Figure 3.22 External (curves marked -1, -2 and -3) and Internal rotation (curves marked 1, 2 and 3) of the tibia of a specimen knee when flexed and extended in the presence of an externally or internally rotating torque, compared to the path of passive motion of the wholly unloaded specimen (loop marked 0).
These effects quantify the results of the perturbation tests reported in Figure 3.19 and are consistent with the reports of others, both in vitro (Iwaki et al., 2000) and in vivo, Hill et al. (2000).
Quadriceps/ligament interactions, dynamic laxity
Many of the activities of daily living require action from the quadriceps muscles. We now discuss how quadriceps action alters the path of passive motion by stretching and slackening the ligaments and by indentation of the articular surfaces, giving the joint its dynamic laxity.
Figure 3.23 plots axial rotation of 10 cadaver specimens against flexion angle during a simulation of deep squats (mean values ± one standard deviation) and compares the path of passive motion when the specimens were flexed and extended in the absence of external load (marked P) with movements observed in the presence of a vertical load on the hip/ankle axis, balanced by tension in a wire sewn to the quadriceps tendon (marked Q).

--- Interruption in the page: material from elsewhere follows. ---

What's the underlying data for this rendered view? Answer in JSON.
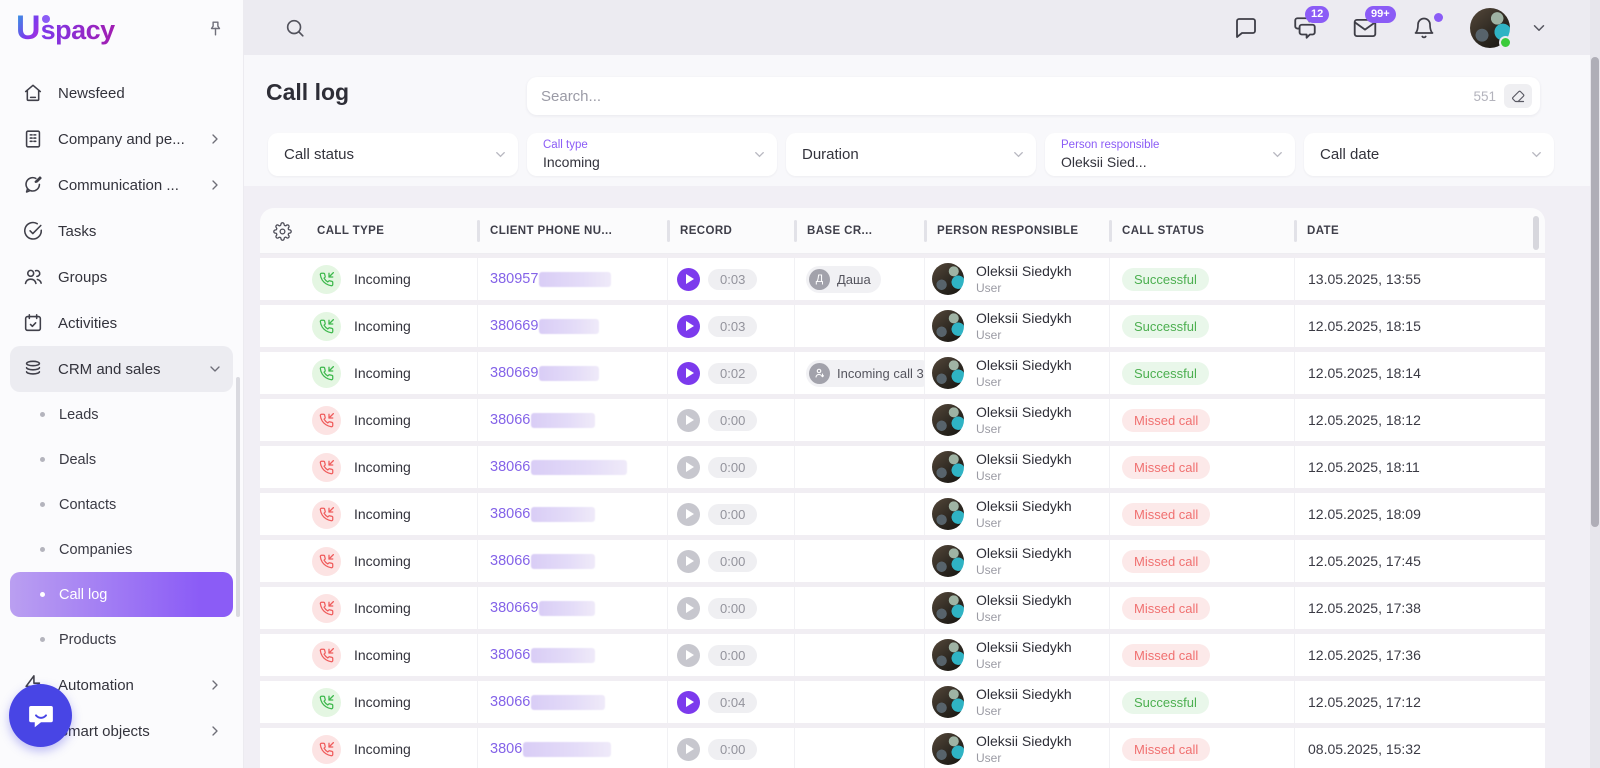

Effect of muscle force on coupled axial rotation
Figure 3.23 demonstrates how tension in the muscle tendons changes the preferred path of motion. It compares the path recorded in ten specimens during passive deep squats (as in Fig. 3.5 above) and during deep squats in the presence of vertical load on the hip/ankle axis balanced by tension in a wire sewn to the quadriceps tendon (O’Connor et al. 2003). The maximum coupled internal tibial rotation was reduced from about a mean value of 22° to about 15°, rotation occurring mainly near extension and further rotation ceasing once the knee was bent to about 50°, perhaps the reason why it is commonly called “terminal rotation”. Tension in the patellar tendon near extension induces increased tibial rotation and in the flexed knee offers increasing resistance to rotation, with the patella now firmly lodged in the trochlear groove.